Há seis mandados de prisão contra membros do grupo 300 do Brasil. Sara Winter foi presa nesta manhã em Brasília

Sara Winter foi presa nesta segunda (15)

Sara Winter foi presa nesta segunda (15)

Wallace Martins/Futura Press/Folhapress - 30.05.2020

A PGR (Procuradoria-Geral da República) explicou prisões temporárias feitas pela PF (Polícia Federal) nesta segunda-feira (15) têm como objetivo "ouvir os investigados e reunir informações de como funciona o esquema criminoso" no âmbito do inquérito que investiga atos antidemocráticos no país.

O inquérito foi aberto em abril deste ano a pedido da PGR e, a pedido da Procuradoria, o ministro do STF (Supremo Tribunal Federal) Alexandre Moraes assinou seis mandados de prisão, de cinco dias, contra líderes do acampamento 300 do Brasil, sendo um deles para a prisão da ativista Sara Winter

Os pedidos de prisão foram apresentados na sexta-feira (12) "a partir de indícios obtidos pelo MPF de que o grupo continua organizando e captando recursos financeiros para ações que se enquadram na Lei de Segurança Nacional (Lei 7.170/1983), objeto do Inquérito 4.828".

Abertura do inquérito

Segundo o MPF, "o pedido de abertura do inquérito dos atos antidemocráticos foi feito em 20 de abril pelo procurador-geral da República, Augusto Aras, para investigar fatos criminosos envolvendo a "organização de manifestações contra o regime da democracia participativa brasileira, por vários cidadãos, inclusive deputados federais, o que justificou a competência do STF".

Quem é Sara Winter, a ex-feminista e atual militante radical bolsonarista presa pela PF a mando do STF

Aras disse que “o Estado brasileiro admite única ideologia que é a do regime da democracia participativa. Qualquer atentado à democracia afronta a Constituição e a Lei de Segurança Nacional”.

Manifestações contra o STF

Na madrugada de 31 de maio, cerca de 30 pessoas se reuniram em frente ao STF para protestar contra o ministro da Corte Alexandre de Moraes, coordenados por Winter.

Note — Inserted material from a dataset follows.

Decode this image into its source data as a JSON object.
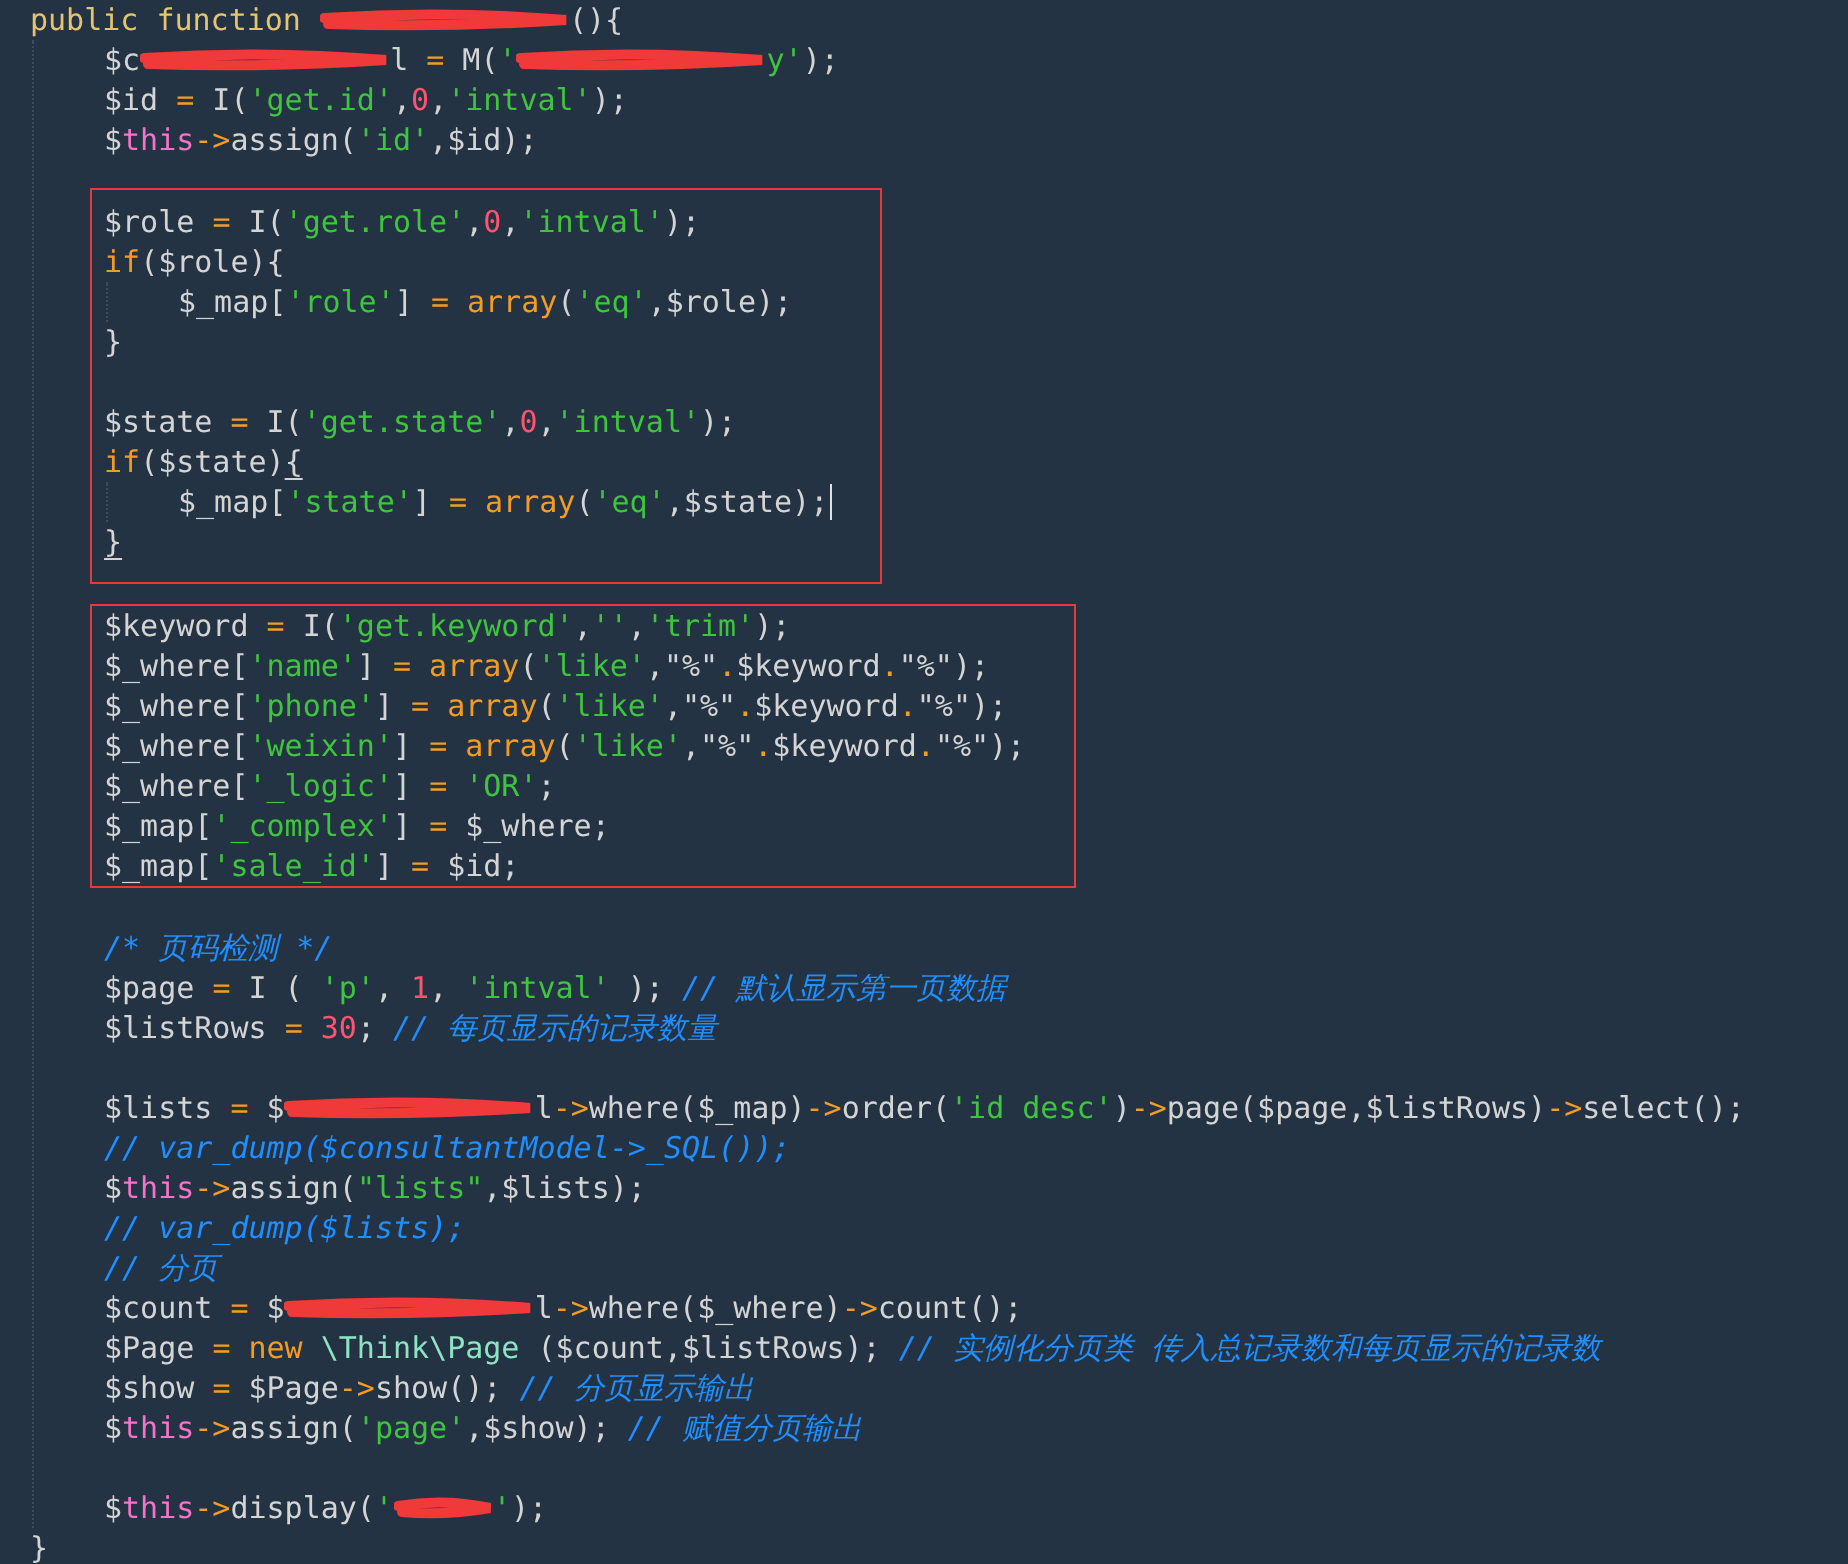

Os manifestantes, que usavam máscaras e tochas, macharam até o prédio do STF, onde pararam e ouviram uma música em tom fúnebre. O protesto, que lembrou os atos da Ku Klux Klan, foi pacífico.

No sábado (13), o grupo 300 do Brasil invadiu a cúpula do Congresso Nacional no sábado onde ficaram por 30 minutos. Depois, ocupou o gramado em frente ao espelho d'água do Congresso.

Os manifestantes pró-Bolsonaro protestaram contra os demais poderes em Brasília. Eles cobram que o presidente intervenha em defesa do grupo, alvo de investigações do Ministério Público por suspeita de porte de arma.

Ainda no sábado, um grupo de manifestantes retirados de um acampamento montado na Esplanada dos Ministérios causou tumulto e aglomeração enquanto efetuavam disparos de fogos de artifício em direção ao prédio do STF.